Exim has released a crucial security update, version 4.99.1, to address a critical vulnerability identified as CVE-2025-67896, which affects Exim versions starting from 4.99. This vulnerability may also pose risks to older, unsupported versions of Exim. While the exact severity on outdated systems remains unclear, users are advised to stay informed about potential implications. For those using an up-to-date system like Exim 4.99 or newer, installing version 4.99.1 will remediate the issue.
The vulnerability specifically impacts systems utilizing SQLite for certain database lookups and hintdb operations within Exim. Users who employ older lookup methods should assess their systems to determine if they are affected.
To access the updated software, users have multiple options. They can download a tarball from the Exim FTP server or access the latest code directly from the repository. For those who utilize Git for version control, the latest release is tagged as exim-4.99.1 in the repository.
In light of this release, it is essential for Exim users to stay informed about security updates and to consider upgrading to the latest version to mitigate potential vulnerabilities. Regularly reviewing release notes and security advisories can help maintain the integrity and security of email systems relying on Exim. Additionally, organizations should evaluate their current configurations and practices to ensure they are not inadvertently exposing themselves to security risks associated with outdated software
The vulnerability specifically impacts systems utilizing SQLite for certain database lookups and hintdb operations within Exim. Users who employ older lookup methods should assess their systems to determine if they are affected.
To access the updated software, users have multiple options. They can download a tarball from the Exim FTP server or access the latest code directly from the repository. For those who utilize Git for version control, the latest release is tagged as exim-4.99.1 in the repository.

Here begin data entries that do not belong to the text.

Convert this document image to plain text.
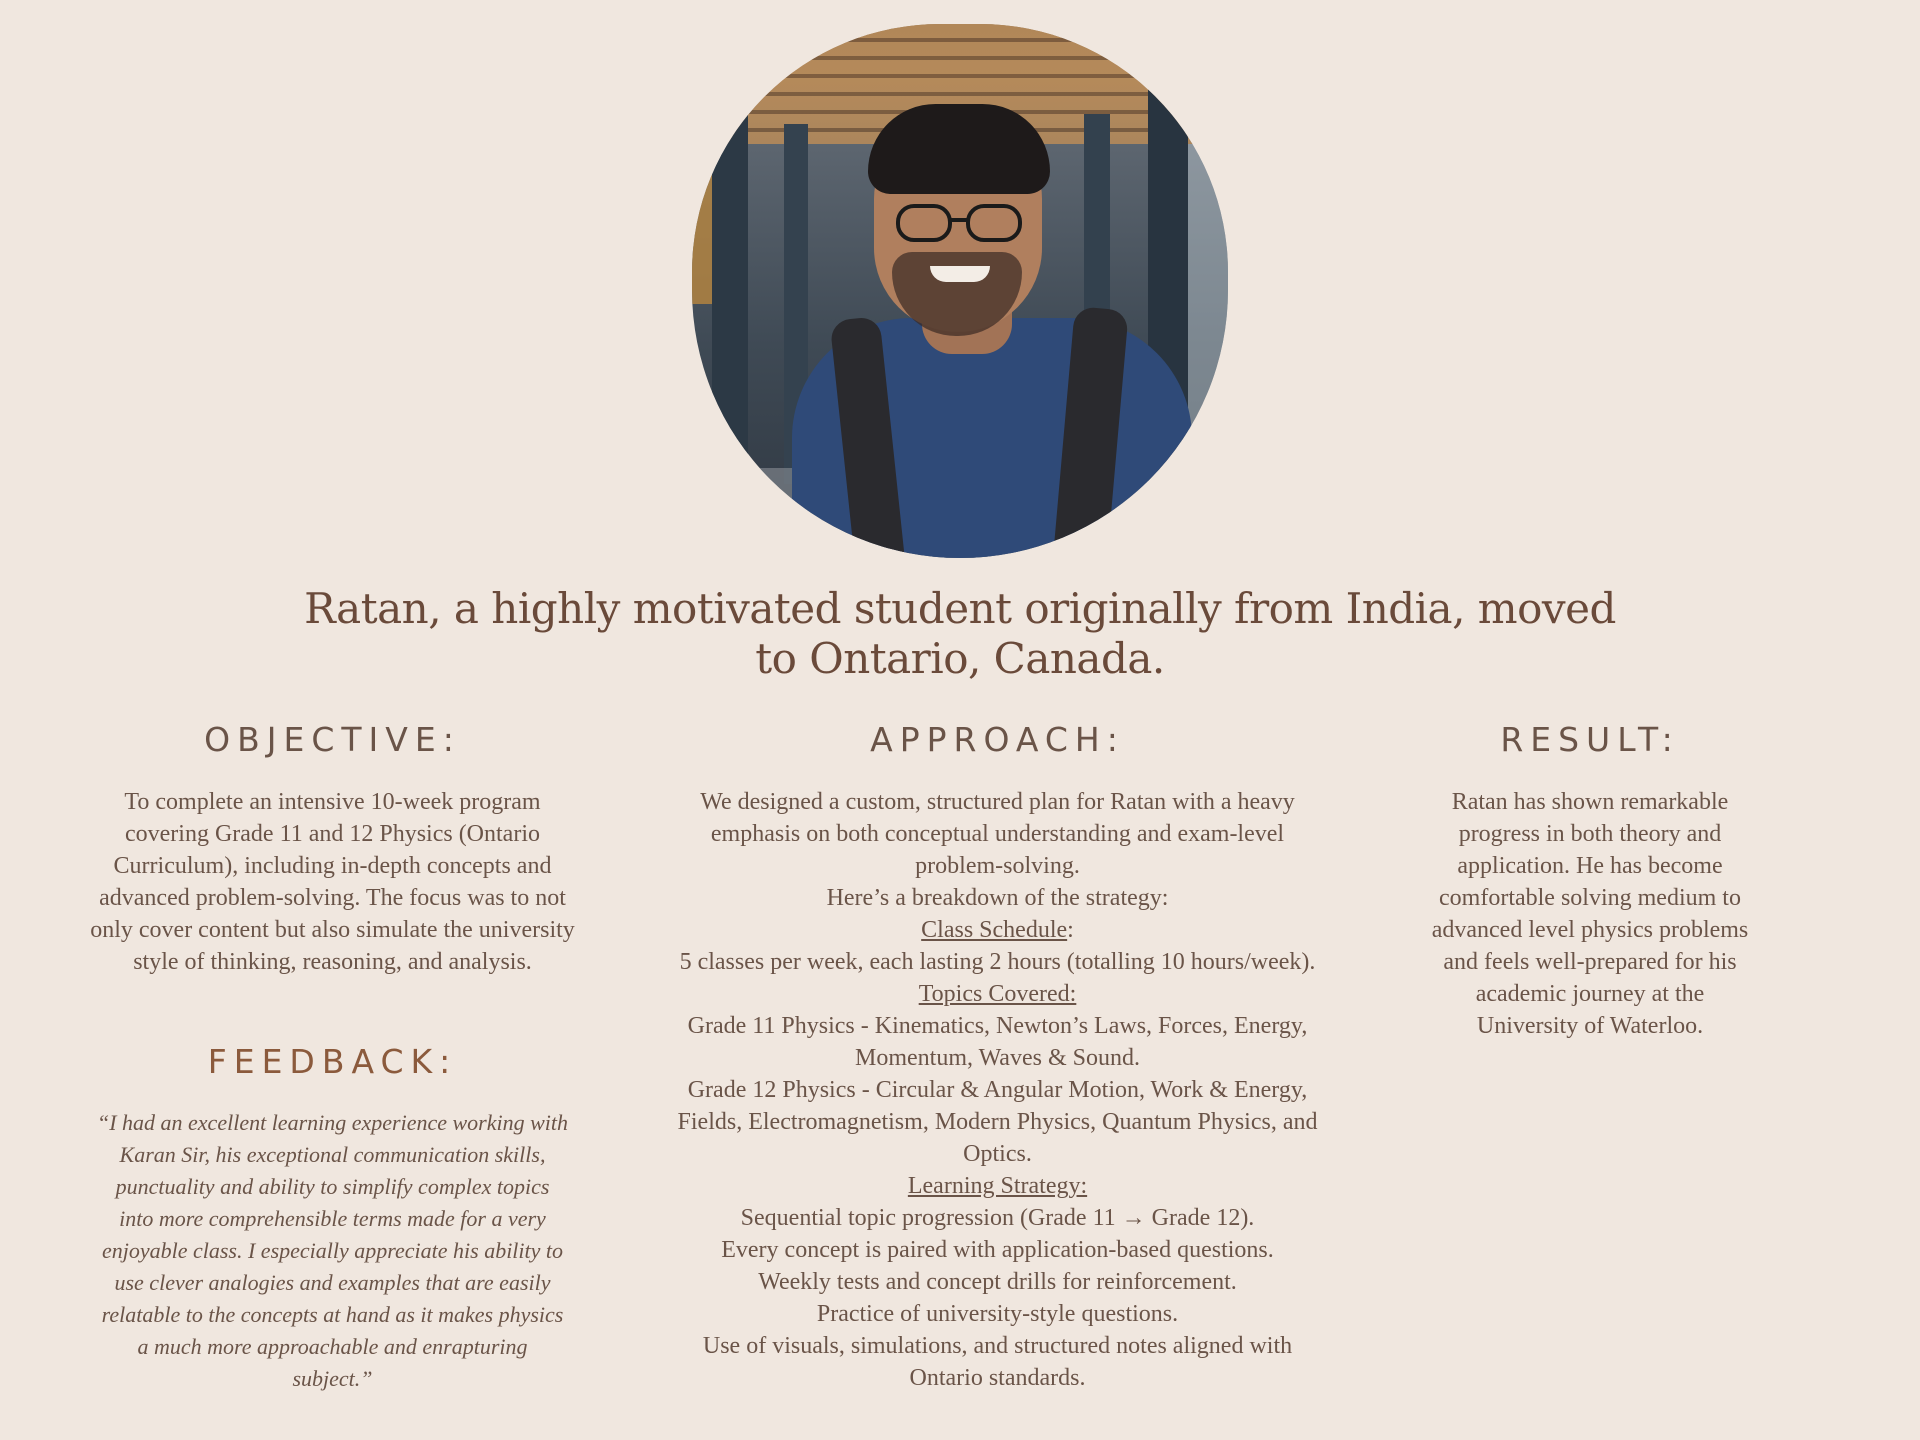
Ratan, a highly motivated student originally from India, moved
to Ontario, Canada.
OBJECTIVE:
To complete an intensive 10-week program
covering Grade 11 and 12 Physics (Ontario
Curriculum), including in-depth concepts and
advanced problem-solving. The focus was to not
only cover content but also simulate the university
style of thinking, reasoning, and analysis.
FEEDBACK:
“I had an excellent learning experience working with
Karan Sir, his exceptional communication skills,
punctuality and ability to simplify complex topics
into more comprehensible terms made for a very
enjoyable class. I especially appreciate his ability to
use clever analogies and examples that are easily
relatable to the concepts at hand as it makes physics
a much more approachable and enrapturing
subject.”
APPROACH:
We designed a custom, structured plan for Ratan with a heavy
emphasis on both conceptual understanding and exam-level
problem-solving.
Here’s a breakdown of the strategy:
Class Schedule:
5 classes per week, each lasting 2 hours (totalling 10 hours/week).
Topics Covered:
Grade 11 Physics - Kinematics, Newton’s Laws, Forces, Energy,
Momentum, Waves & Sound.
Grade 12 Physics - Circular & Angular Motion, Work & Energy,
Fields, Electromagnetism, Modern Physics, Quantum Physics, and
Optics.
Learning Strategy:
Sequential topic progression (Grade 11 → Grade 12).
Every concept is paired with application-based questions.
Weekly tests and concept drills for reinforcement.
Practice of university-style questions.
Use of visuals, simulations, and structured notes aligned with
Ontario standards.
RESULT:
Ratan has shown remarkable
progress in both theory and
application. He has become
comfortable solving medium to
advanced level physics problems
and feels well-prepared for his
academic journey at the
University of Waterloo.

In light of this release, it is essential for Exim users to stay informed about security updates and to consider upgrading to the latest version to mitigate potential vulnerabilities. Regularly reviewing release notes and security advisories can help maintain the integrity and security of email systems relying on Exim. Additionally, organizations should evaluate their current configurations and practices to ensure they are not inadvertently exposing themselves to security risks associated with outdated software
Exim 4.99.1 released
A new security release, Exim 4.99.1, has been made available to address a critical vulnerability identified as CVE-2025-67896. This vulnerability affects Exim versions starting at 4.99 and may also impact older versions that are no longer maintained. The good news is that installing version 4.99.1 on up-to-date systems like Exim 4.99 or newer will fix the issue. Users can obtain the updated software through various means, including a tarball from the FTP server or by accessing the code repository directly.